Dearth’s hands spun the vicious atmosphere about him with invisible lines of force, entwining his attackers. The whispish harpies slashed back in agony, confused and forlorn as their fates were sealed by superior skills of a dark arts master.

“Now, Dearth? Use the wand?” Emmaus extended a six-foot silvery metal rod toward the billowing murk surrounding them.

“No! I hate that technology crutch.” Dearth guillotined the discussion as strings of undetectable magnetic fields encircled his captives, binding them and finally compelling their migration into a shimmering rope of energy speeding into an irregular orange crystal suspended loosely from his neck, outside his suit. Soon, the troubled ambiance was clear of psychic turmoil. Dearth’s gemstone glowed, pulsing life force from captivated new souls waiting his processing.

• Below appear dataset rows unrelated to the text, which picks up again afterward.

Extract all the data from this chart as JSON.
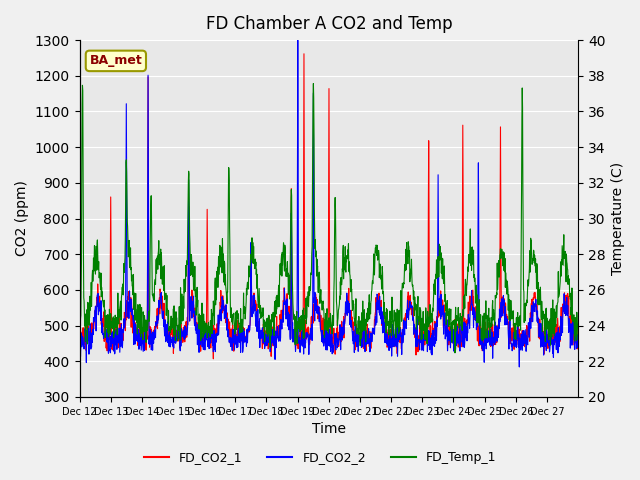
{
  "title": "FD Chamber A CO2 and Temp",
  "xlabel": "Time",
  "ylabel_left": "CO2 (ppm)",
  "ylabel_right": "Temperature (C)",
  "ylim_left": [
    300,
    1300
  ],
  "ylim_right": [
    20,
    40
  ],
  "yticks_left": [
    300,
    400,
    500,
    600,
    700,
    800,
    900,
    1000,
    1100,
    1200,
    1300
  ],
  "yticks_right": [
    20,
    22,
    24,
    26,
    28,
    30,
    32,
    34,
    36,
    38,
    40
  ],
  "xtick_labels": [
    "Dec 12",
    "Dec 13",
    "Dec 14",
    "Dec 15",
    "Dec 16",
    "Dec 17",
    "Dec 18",
    "Dec 19",
    "Dec 20",
    "Dec 21",
    "Dec 22",
    "Dec 23",
    "Dec 24",
    "Dec 25",
    "Dec 26",
    "Dec 27"
  ],
  "legend_labels": [
    "FD_CO2_1",
    "FD_CO2_2",
    "FD_Temp_1"
  ],
  "annotation_text": "BA_met",
  "annotation_color": "#8B0000",
  "annotation_bg": "#FFFFCC",
  "bg_color": "#E8E8E8",
  "fig_bg": "#F0F0F0"
}
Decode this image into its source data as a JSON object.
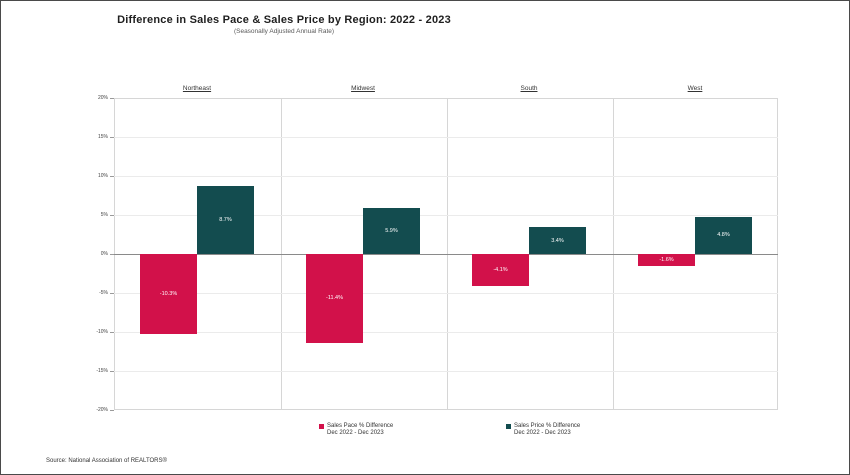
{
  "title": "Difference in Sales Pace & Sales Price by Region: 2022 - 2023",
  "subtitle": "(Seasonally Adjusted Annual Rate)",
  "source_note": "Source: National Association of REALTORS®",
  "colors": {
    "pace_red": "#d2114a",
    "price_teal": "#134c4f",
    "zero_line": "#8a8a8a",
    "gridline": "#ebebeb",
    "panel_border": "#d6d6d6"
  },
  "legend": [
    {
      "label": "Sales Pace % Difference",
      "sublabel": "Dec 2022 - Dec 2023",
      "color": "#d2114a"
    },
    {
      "label": "Sales Price % Difference",
      "sublabel": "Dec 2022 - Dec 2023",
      "color": "#134c4f"
    }
  ],
  "chart_data": {
    "type": "bar",
    "title": "Difference in Sales Pace & Sales Price by Region: 2022 - 2023",
    "subtitle": "(Seasonally Adjusted Annual Rate)",
    "xlabel": "",
    "ylabel": "",
    "categories": [
      "Northeast",
      "Midwest",
      "South",
      "West"
    ],
    "series": [
      {
        "name": "Sales Pace % Difference",
        "period": "Dec 2022 - Dec 2023",
        "color": "#d2114a",
        "values": [
          -10.3,
          -11.4,
          -4.1,
          -1.6
        ],
        "labels": [
          "-10.3%",
          "-11.4%",
          "-4.1%",
          "-1.6%"
        ]
      },
      {
        "name": "Sales Price % Difference",
        "period": "Dec 2022 - Dec 2023",
        "color": "#134c4f",
        "values": [
          8.7,
          5.9,
          3.4,
          4.8
        ],
        "labels": [
          "8.7%",
          "5.9%",
          "3.4%",
          "4.8%"
        ]
      }
    ],
    "ylim": [
      -20,
      20
    ],
    "ytick_step": 5,
    "ytick_labels": [
      "20%",
      "15%",
      "10%",
      "5%",
      "0%",
      "-5%",
      "-10%",
      "-15%",
      "-20%"
    ],
    "grid": true,
    "legend_position": "bottom"
  }
}
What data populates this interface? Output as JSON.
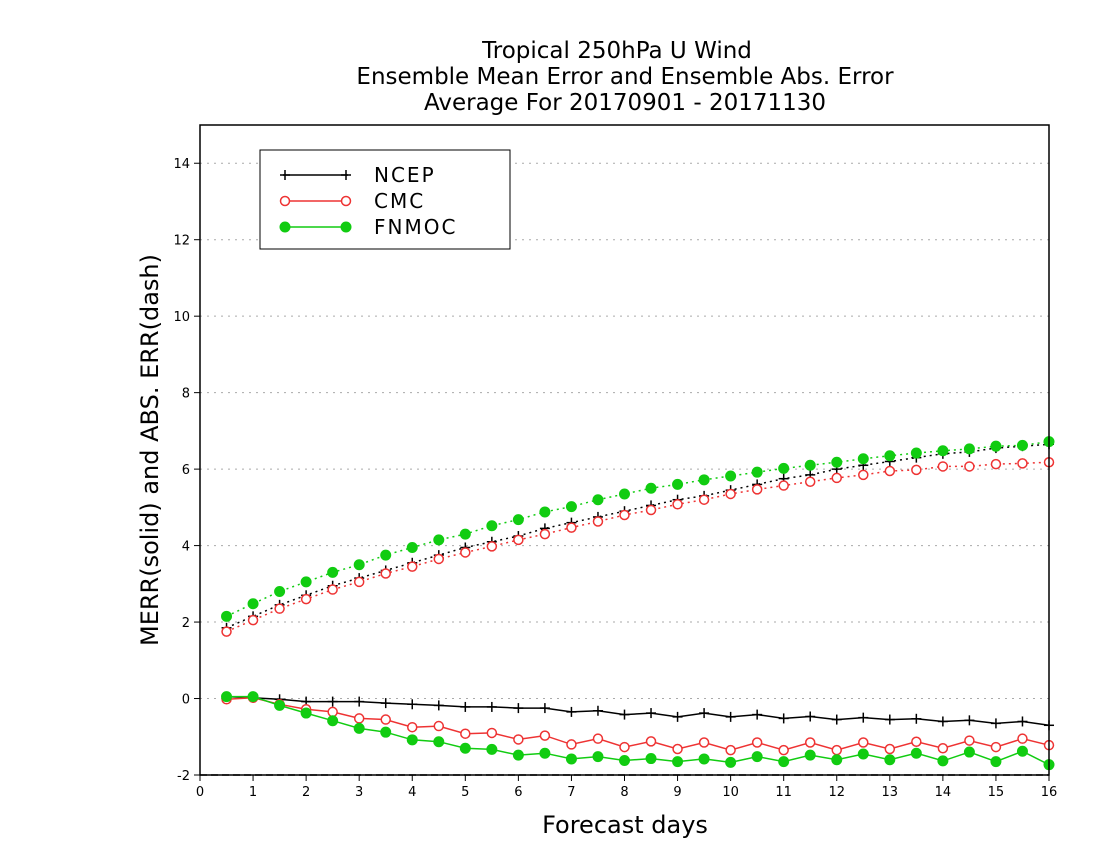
{
  "chart_data": {
    "type": "line",
    "title": [
      "Tropical 250hPa U Wind",
      "Ensemble Mean Error and Ensemble Abs. Error",
      "Average For 20170901 - 20171130"
    ],
    "xlabel": "Forecast days",
    "ylabel": "MERR(solid) and ABS. ERR(dash)",
    "xlim": [
      0,
      16
    ],
    "ylim": [
      -2,
      15
    ],
    "xticks": [
      0,
      1,
      2,
      3,
      4,
      5,
      6,
      7,
      8,
      9,
      10,
      11,
      12,
      13,
      14,
      15,
      16
    ],
    "yticks": [
      -2,
      0,
      2,
      4,
      6,
      8,
      10,
      12,
      14
    ],
    "grid": "horizontal dotted",
    "legend_position": "top-left",
    "x": [
      0.5,
      1.0,
      1.5,
      2.0,
      2.5,
      3.0,
      3.5,
      4.0,
      4.5,
      5.0,
      5.5,
      6.0,
      6.5,
      7.0,
      7.5,
      8.0,
      8.5,
      9.0,
      9.5,
      10.0,
      10.5,
      11.0,
      11.5,
      12.0,
      12.5,
      13.0,
      13.5,
      14.0,
      14.5,
      15.0,
      15.5,
      16.0
    ],
    "series": [
      {
        "name": "NCEP",
        "color": "#000000",
        "marker": "plus",
        "merr": [
          0.05,
          0.02,
          -0.02,
          -0.08,
          -0.08,
          -0.08,
          -0.12,
          -0.15,
          -0.18,
          -0.22,
          -0.22,
          -0.25,
          -0.25,
          -0.35,
          -0.32,
          -0.42,
          -0.38,
          -0.48,
          -0.38,
          -0.48,
          -0.42,
          -0.52,
          -0.47,
          -0.55,
          -0.5,
          -0.55,
          -0.53,
          -0.6,
          -0.57,
          -0.65,
          -0.6,
          -0.7
        ],
        "abs_err": [
          1.85,
          2.15,
          2.45,
          2.7,
          2.95,
          3.15,
          3.35,
          3.55,
          3.75,
          3.95,
          4.1,
          4.25,
          4.45,
          4.6,
          4.75,
          4.9,
          5.05,
          5.2,
          5.3,
          5.45,
          5.6,
          5.75,
          5.85,
          6.0,
          6.1,
          6.2,
          6.3,
          6.4,
          6.45,
          6.55,
          6.6,
          6.65
        ]
      },
      {
        "name": "CMC",
        "color": "#ee3333",
        "marker": "open-circle",
        "merr": [
          -0.02,
          0.02,
          -0.15,
          -0.28,
          -0.35,
          -0.52,
          -0.55,
          -0.75,
          -0.72,
          -0.92,
          -0.9,
          -1.07,
          -0.97,
          -1.2,
          -1.05,
          -1.27,
          -1.12,
          -1.32,
          -1.15,
          -1.35,
          -1.15,
          -1.35,
          -1.15,
          -1.35,
          -1.15,
          -1.32,
          -1.13,
          -1.3,
          -1.1,
          -1.27,
          -1.05,
          -1.22
        ],
        "abs_err": [
          1.75,
          2.05,
          2.35,
          2.6,
          2.85,
          3.05,
          3.27,
          3.45,
          3.65,
          3.82,
          3.98,
          4.15,
          4.3,
          4.47,
          4.63,
          4.8,
          4.93,
          5.08,
          5.2,
          5.35,
          5.47,
          5.57,
          5.67,
          5.77,
          5.85,
          5.95,
          5.98,
          6.07,
          6.07,
          6.13,
          6.15,
          6.18
        ]
      },
      {
        "name": "FNMOC",
        "color": "#11cc11",
        "marker": "filled-circle",
        "merr": [
          0.05,
          0.05,
          -0.18,
          -0.38,
          -0.58,
          -0.78,
          -0.88,
          -1.08,
          -1.13,
          -1.3,
          -1.33,
          -1.48,
          -1.43,
          -1.58,
          -1.52,
          -1.62,
          -1.57,
          -1.65,
          -1.58,
          -1.67,
          -1.52,
          -1.65,
          -1.48,
          -1.6,
          -1.45,
          -1.6,
          -1.43,
          -1.63,
          -1.4,
          -1.65,
          -1.38,
          -1.73
        ],
        "abs_err": [
          2.15,
          2.48,
          2.8,
          3.05,
          3.3,
          3.5,
          3.75,
          3.95,
          4.15,
          4.3,
          4.52,
          4.68,
          4.88,
          5.02,
          5.2,
          5.35,
          5.5,
          5.6,
          5.72,
          5.82,
          5.92,
          6.02,
          6.1,
          6.18,
          6.27,
          6.35,
          6.42,
          6.48,
          6.53,
          6.6,
          6.62,
          6.72
        ]
      }
    ]
  }
}
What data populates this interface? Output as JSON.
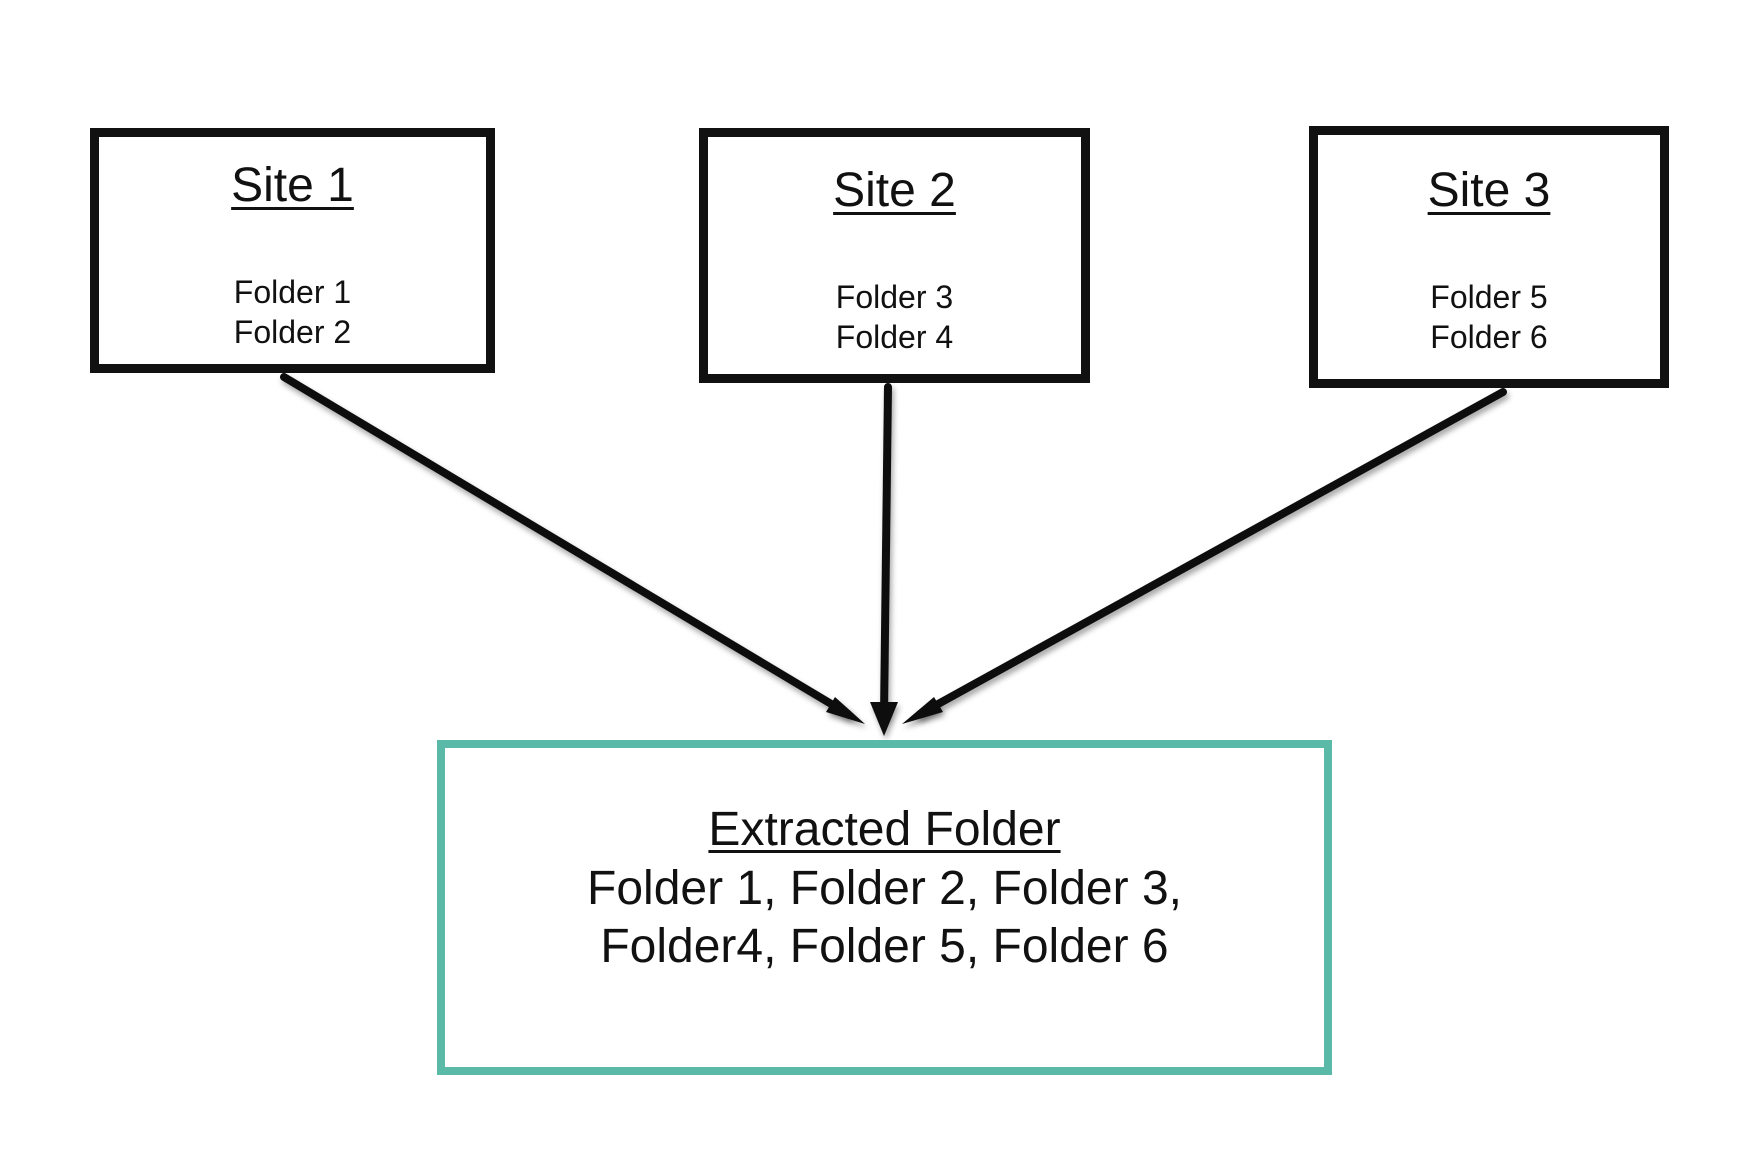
{
  "sites": [
    {
      "title": "Site 1",
      "folders": [
        "Folder 1",
        "Folder 2"
      ]
    },
    {
      "title": "Site 2",
      "folders": [
        "Folder 3",
        "Folder 4"
      ]
    },
    {
      "title": "Site 3",
      "folders": [
        "Folder 5",
        "Folder 6"
      ]
    }
  ],
  "extracted": {
    "title": "Extracted Folder",
    "lines": [
      "Folder 1, Folder 2, Folder 3,",
      "Folder4, Folder 5, Folder 6"
    ],
    "border_color": "#5bb9a8"
  }
}
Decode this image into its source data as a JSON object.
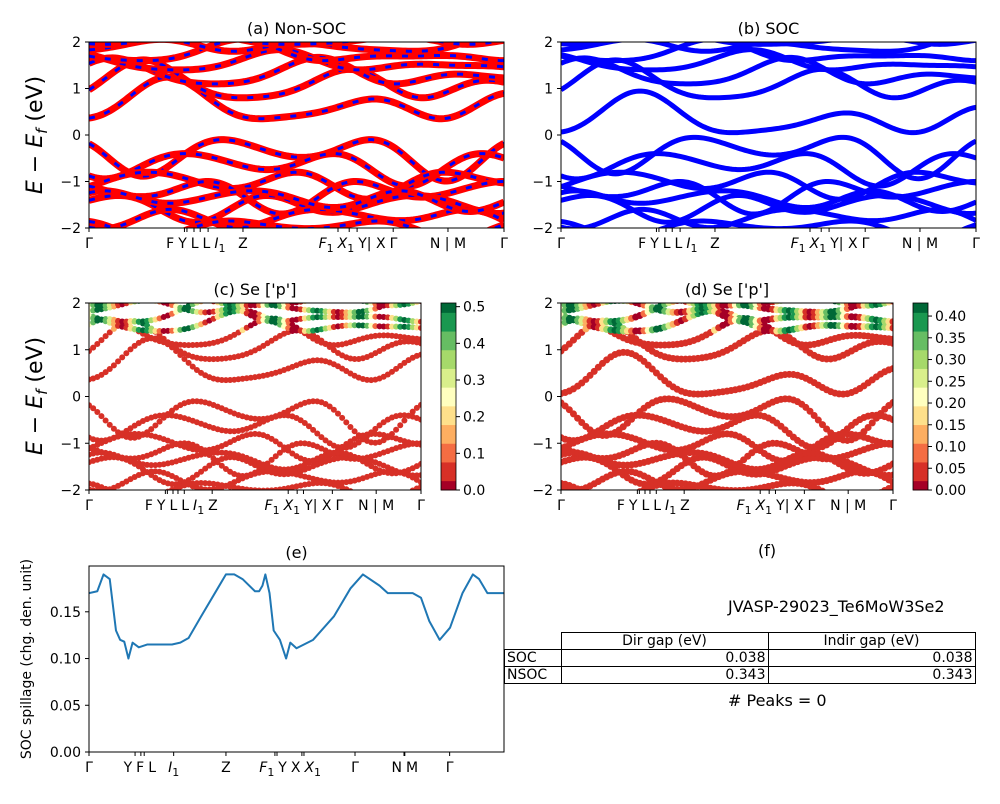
{
  "chart_data": [
    {
      "type": "line",
      "panel": "a",
      "title": "(a) Non-SOC",
      "ylabel": "E − E_f (eV)",
      "ylim": [
        -2,
        2
      ],
      "yticks": [
        -2,
        -1,
        0,
        1,
        2
      ],
      "xticks": [
        "Γ",
        "F",
        "Y",
        "L",
        "L",
        "I_1",
        "Z",
        "F_1",
        "X_1",
        "Y| X",
        "Γ",
        "N | M",
        "Γ"
      ],
      "xtick_pos": [
        0,
        0.23,
        0.236,
        0.253,
        0.268,
        0.287,
        0.371,
        0.6,
        0.627,
        0.646,
        0.733,
        0.865,
        1
      ],
      "series": [
        {
          "color": "#ff0000"
        },
        {
          "color": "#0000ff",
          "style": "dashed"
        }
      ],
      "gap_eV": 0.343
    },
    {
      "type": "line",
      "panel": "b",
      "title": "(b) SOC",
      "ylim": [
        -2,
        2
      ],
      "yticks": [
        -2,
        -1,
        0,
        1,
        2
      ],
      "xticks": [
        "Γ",
        "F",
        "Y",
        "L",
        "L",
        "I_1",
        "Z",
        "F_1",
        "X_1",
        "Y| X",
        "Γ",
        "N | M",
        "Γ"
      ],
      "xtick_pos": [
        0,
        0.23,
        0.236,
        0.253,
        0.268,
        0.287,
        0.371,
        0.6,
        0.627,
        0.646,
        0.733,
        0.865,
        1
      ],
      "series": [
        {
          "color": "#0000ff"
        }
      ],
      "gap_eV": 0.038
    },
    {
      "type": "scatter",
      "panel": "c",
      "title": "(c)  Se ['p']",
      "ylabel": "E − E_f (eV)",
      "ylim": [
        -2,
        2
      ],
      "yticks": [
        -2,
        -1,
        0,
        1,
        2
      ],
      "xticks": [
        "Γ",
        "F",
        "Y",
        "L",
        "L",
        "I_1",
        "Z",
        "F_1",
        "X_1",
        "Y| X",
        "Γ",
        "N | M",
        "Γ"
      ],
      "colorbar": {
        "colormap": "RdYlGn",
        "range": [
          0,
          0.51
        ],
        "ticks": [
          "0.0",
          "0.1",
          "0.2",
          "0.3",
          "0.4",
          "0.5"
        ]
      }
    },
    {
      "type": "scatter",
      "panel": "d",
      "title": "(d) Se ['p']",
      "ylim": [
        -2,
        2
      ],
      "yticks": [
        -2,
        -1,
        0,
        1,
        2
      ],
      "xticks": [
        "Γ",
        "F",
        "Y",
        "L",
        "L",
        "I_1",
        "Z",
        "F_1",
        "X_1",
        "Y| X",
        "Γ",
        "N | M",
        "Γ"
      ],
      "colorbar": {
        "colormap": "RdYlGn",
        "range": [
          0,
          0.43
        ],
        "ticks": [
          "0.00",
          "0.05",
          "0.10",
          "0.15",
          "0.20",
          "0.25",
          "0.30",
          "0.35",
          "0.40"
        ]
      }
    },
    {
      "type": "line",
      "panel": "e",
      "title": "(e)",
      "ylabel": "SOC spillage (chg. den. unit)",
      "ylim": [
        0,
        0.199
      ],
      "yticks": [
        "0.00",
        "0.05",
        "0.10",
        "0.15"
      ],
      "xticks": [
        "Γ",
        "Y",
        "F",
        "L",
        "I_1",
        "Z",
        "F_1",
        "Y",
        "X",
        "X_1",
        "Γ",
        "N",
        "M",
        "Γ"
      ],
      "xtick_pos": [
        0,
        0.111,
        0.125,
        0.133,
        0.204,
        0.33,
        0.448,
        0.453,
        0.513,
        0.518,
        0.641,
        0.759,
        0.761,
        0.869
      ],
      "color": "#1f77b4",
      "x": [
        0,
        0.02,
        0.035,
        0.05,
        0.065,
        0.075,
        0.085,
        0.095,
        0.105,
        0.12,
        0.14,
        0.2,
        0.22,
        0.24,
        0.27,
        0.31,
        0.33,
        0.35,
        0.37,
        0.4,
        0.41,
        0.418,
        0.425,
        0.435,
        0.445,
        0.46,
        0.475,
        0.485,
        0.5,
        0.54,
        0.59,
        0.63,
        0.66,
        0.7,
        0.72,
        0.78,
        0.8,
        0.82,
        0.845,
        0.87,
        0.9,
        0.925,
        0.94,
        0.96,
        1.0
      ],
      "y": [
        0.17,
        0.172,
        0.19,
        0.185,
        0.13,
        0.12,
        0.118,
        0.1,
        0.117,
        0.112,
        0.115,
        0.115,
        0.117,
        0.122,
        0.145,
        0.175,
        0.19,
        0.19,
        0.185,
        0.172,
        0.172,
        0.178,
        0.19,
        0.17,
        0.13,
        0.12,
        0.1,
        0.117,
        0.111,
        0.12,
        0.145,
        0.175,
        0.19,
        0.178,
        0.17,
        0.17,
        0.165,
        0.14,
        0.12,
        0.133,
        0.17,
        0.19,
        0.185,
        0.17,
        0.17
      ]
    }
  ],
  "panel_f": {
    "title": "(f)",
    "material": "JVASP-29023_Te6MoW3Se2",
    "table": {
      "headers": [
        "",
        "Dir gap (eV)",
        "Indir gap (eV)"
      ],
      "rows": [
        [
          "SOC",
          "0.038",
          "0.038"
        ],
        [
          "NSOC",
          "0.343",
          "0.343"
        ]
      ]
    },
    "peaks": "# Peaks = 0"
  }
}
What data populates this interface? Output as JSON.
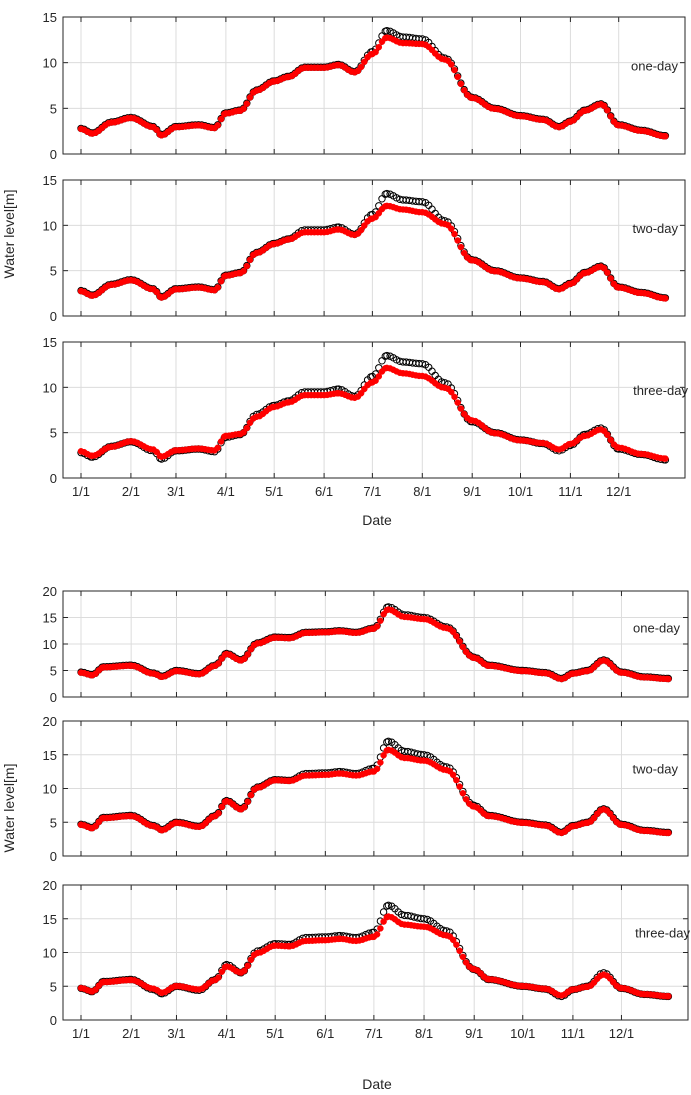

“I did not mean to interfere, master. I was afraid they might overcome us. I do not have your powers, so I must use what I have.” Emmaus tried to justify his interruption during battle as the hunters later discarded their battered space suits in a change bay aboard their ship.

“You’ve soiled yourself again, Emmaus. I had hoped for more progress after two years of apprenticeship.” Dearth turned, glaring at his offensive understudy.

“Maybe this is not my rightful destiny,” replied Emmaus. “I might try a different profession. With the thousands of new Earth colonies, surely there would be a better fit. Free will cries for better.”

“Free will! Where did you hear that term?” Dearth was suddenly insistent.

“I read some historical material in our ship’s library. Isn’t happiness really what we all deserve?”

Dearth’s fingers twisted quickly into an arcane hand mudra. Remains of Emmaus fell to the metal floor; his body desiccated into small piles of debris as a puff of soul rose to be encapsulated within the orange, glistening stone about Dearth’s neck. Dearth walked deliberately to a communications panel mid-ship.

“Dearth Crenshaw. Operation successful. 29465 is completely cleared for restitution. Send mining clones. I have fresh souls to activate them. Astral memories from this unknown race will pioneer a useful human outpost. There are copious resources in this world worthy of immediate exploitation. Note…send me a new assistant to implant. I will transfer this last one’s soul into a settler once new bodies arrive. I suggest acquiring a new helper soul from an earth-bound spirit taken from shambles of New York or Chicago. Forget the suburbs. I need a servant that is pliant and barely curious. Capture something drifting about a nursing home destroyed after the last asteroid strikes. I will wait, as required, for the supply ship. Please transmit my next target planet coordinates. For my control files, record that I have sealed more sections of Earth’s ancient mythologies on my ship that are heretical.”